Based on the totality of circumstances, it’s very likely a federal judge would have no problem signing off on a search warrant allowing the Secret Service to intimately sift through the wealth of data picked up by an active cell-site simulator in use at the Capitol.
In essence, rioters may have unwittingly given the Secret Service a treasure trove of insight into some insurrectionist groups who are still threatening violence. The contact list from a single rioter’s cell phone could reveal hundreds of other extremist group members and associates.
What precisely the Secret Service would do with data gathered by this secretive technology is another story. Given controversial attitudes and concerns over invasions of privacy, it’s unlikely the Service would hand over reams of data to aid in the mass arrests and prosecutions of Capitol rioters. It’s more likely agents with the protective intelligence mission and the National Threat Assessment Center would use any collected data for intelligence purposes.

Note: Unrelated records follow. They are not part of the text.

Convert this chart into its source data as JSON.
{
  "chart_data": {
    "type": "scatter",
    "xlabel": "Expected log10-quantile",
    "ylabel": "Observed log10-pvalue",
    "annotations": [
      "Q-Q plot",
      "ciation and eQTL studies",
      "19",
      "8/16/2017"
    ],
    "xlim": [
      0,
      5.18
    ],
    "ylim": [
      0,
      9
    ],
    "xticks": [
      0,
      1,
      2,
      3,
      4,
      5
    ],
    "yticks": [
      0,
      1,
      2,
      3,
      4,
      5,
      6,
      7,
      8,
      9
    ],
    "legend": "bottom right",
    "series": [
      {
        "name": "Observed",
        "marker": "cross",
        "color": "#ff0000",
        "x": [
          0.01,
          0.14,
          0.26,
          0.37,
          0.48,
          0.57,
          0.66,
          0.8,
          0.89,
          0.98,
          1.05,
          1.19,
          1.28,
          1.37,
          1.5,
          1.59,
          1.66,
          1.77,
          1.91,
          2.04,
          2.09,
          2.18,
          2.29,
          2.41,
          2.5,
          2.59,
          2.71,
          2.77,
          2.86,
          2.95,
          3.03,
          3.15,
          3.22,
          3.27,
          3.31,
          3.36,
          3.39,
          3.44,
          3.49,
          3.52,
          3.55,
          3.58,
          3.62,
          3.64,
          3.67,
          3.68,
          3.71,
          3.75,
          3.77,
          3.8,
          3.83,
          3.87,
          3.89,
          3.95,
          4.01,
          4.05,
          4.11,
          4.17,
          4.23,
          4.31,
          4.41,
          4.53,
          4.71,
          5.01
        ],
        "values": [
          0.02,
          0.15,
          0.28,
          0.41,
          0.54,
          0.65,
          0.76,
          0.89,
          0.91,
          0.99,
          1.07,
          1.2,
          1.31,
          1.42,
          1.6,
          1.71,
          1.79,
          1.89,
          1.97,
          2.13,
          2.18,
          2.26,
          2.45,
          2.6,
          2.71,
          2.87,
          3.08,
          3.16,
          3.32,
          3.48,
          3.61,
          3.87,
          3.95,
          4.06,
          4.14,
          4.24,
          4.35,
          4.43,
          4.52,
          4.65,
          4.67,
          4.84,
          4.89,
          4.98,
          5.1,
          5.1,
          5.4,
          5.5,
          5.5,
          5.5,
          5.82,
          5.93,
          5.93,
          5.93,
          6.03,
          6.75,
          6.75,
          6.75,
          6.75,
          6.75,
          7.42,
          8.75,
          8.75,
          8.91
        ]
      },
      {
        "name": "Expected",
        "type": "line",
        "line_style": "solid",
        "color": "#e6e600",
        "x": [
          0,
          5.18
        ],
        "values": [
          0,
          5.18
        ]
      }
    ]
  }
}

That said, there’s plenty of legal grounds for the Service to share incriminating information, such as text messages or emails from perpetrators’ cell phones, with the FBI — particularly anything incriminating picked up by secretive technologies that would relate to the murder of Officer Sicknick or the identity of the person who placed pipe bombs around the Capitol grounds.
Ultimately, the use of any information gained by cell-site simulators that may have been in place during the Capitol riots would be examined under the precedent if it “shocks the conscience” — a legal standard denoting actions that are perceived as manifestly and grossly unjust.
Given that varying polls suggest 88%–90% of all Americans consider the actions at the Capitol to be appallingly criminal, it’s unlikely many “consciences” would be “shocked” if law enforcement employed any and all tools at their disposal to hold perpetrators accountable. It’s equally unlikely that most would consider the application of covert surveillance in this instance as being an invasion of privacy.
Essentially, if the government is spying on private citizens in their day-to-day lives, this would be a gross violation of civil liberties, and illegal. If private citizens willingly and unlawfully encroach on federal property in a violent uprising against democracy, then as the saying goes, “All’s fair in love and war.”
The Secret Service did not respond to questions when asked about the use of cell-site simulators or how this technology could aid investigations into the Capitol events.
Instead, regarding the upcoming inauguration, the Secret Service said, “The inauguration of the President of the United States is a foundational element of our democracy. The safety and security of all those participating in the 59th Presidential Inauguration is of the utmost importance. For well over a year, the U.S. Secret Service, along with our NSSE partners, has been working tirelessly to anticipate and prepare for all possible contingencies at every level to ensure a safe and secure Inauguration Day.”